Irish Cement workers strike over unpaid money and planned pay cuts

Workers say they are due between €5,000 and €9,500 each after a Labour Court ruling, but the company wants pay cuts.

IRISH CEMENT WORKERS have begun strike action at the company’s two production plants in Limerick and Meath in a dispute over what workers say is the company’s failure to honour a Labour Court recommendation.

Staff say the company has yet to pay them between €5,000 and €9,500 each, in line with a recommendation issued by the Labour Court over year.

Over 100 staff have downed tools and begun strike action, however, because the company has sought pay cuts of between 15 and 18 per cent before it proceeds to release the outstanding money to employees.

Karan O’Loughlin from the Irish Cement Group of Unions said acceptance of the pay cut was not part of the Labour Court recommendation, and that workers would maintain their industrial action until the money was released without precondition.

In a statement this afternoon the company said it was disappointed at the all-out strike action, insisting it had sought to engage with staff unions on what it called an “urgent need for reductions in pay rates, which include bonuses reflecting peak output levels”.

It said its current pay rates, which have been unchanged since 2008, are around 60 per cent higher than the average industrial wage, and had not been cut despite the slump in construction output.

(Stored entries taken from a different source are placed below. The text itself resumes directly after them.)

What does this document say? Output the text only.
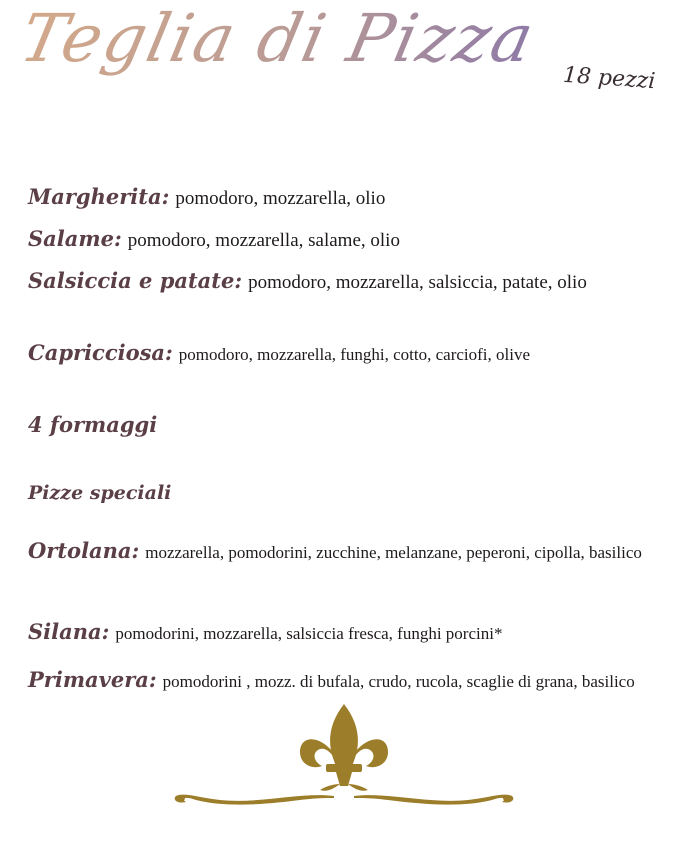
Teglia di Pizza
18 pezzi
Margherita: pomodoro, mozzarella, olio
Salame: pomodoro, mozzarella, salame, olio
Salsiccia e patate: pomodoro, mozzarella, salsiccia, patate, olio
Capricciosa: pomodoro, mozzarella, funghi, cotto, carciofi, olive
4 formaggi
Pizze speciali
Ortolana: mozzarella, pomodorini, zucchine, melanzane, peperoni, cipolla, basilico
Silana: pomodorini, mozzarella, salsiccia fresca, funghi porcini*
Primavera: pomodorini , mozz. di bufala, crudo, rucola, scaglie di grana, basilico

“Pay rates are unsustainable and are impacting negatively on the competitiveness of the company in the markets in which it operates and also on its capacity to export,” the company said.

It added that the Labour Court had suggested a pay cut of 6 per cent for staff, but a union ballot had rejected the plan, and that it believed previous work-to-rule actions by unionised workers were “irresponsible”.

Sinn Féin president Gerry Adams urged the company to honour the Labour Court recommendation and release the outstanding funds.

“It is unfortunate that the Irish Cement Group of Unions which includes SIPTU, the TEEU and Unite has had to go to such lengths to secure the payment of monies which the workers are entitled to,” he said.

Adams said he had contacted jobs minister Richard Bruton to try and have the government use its influence to see that the Labour Court recommendations were followed.

Irish Cement is part of the CRH Group, a public company which recorded pre-tax profits of €711 million last year.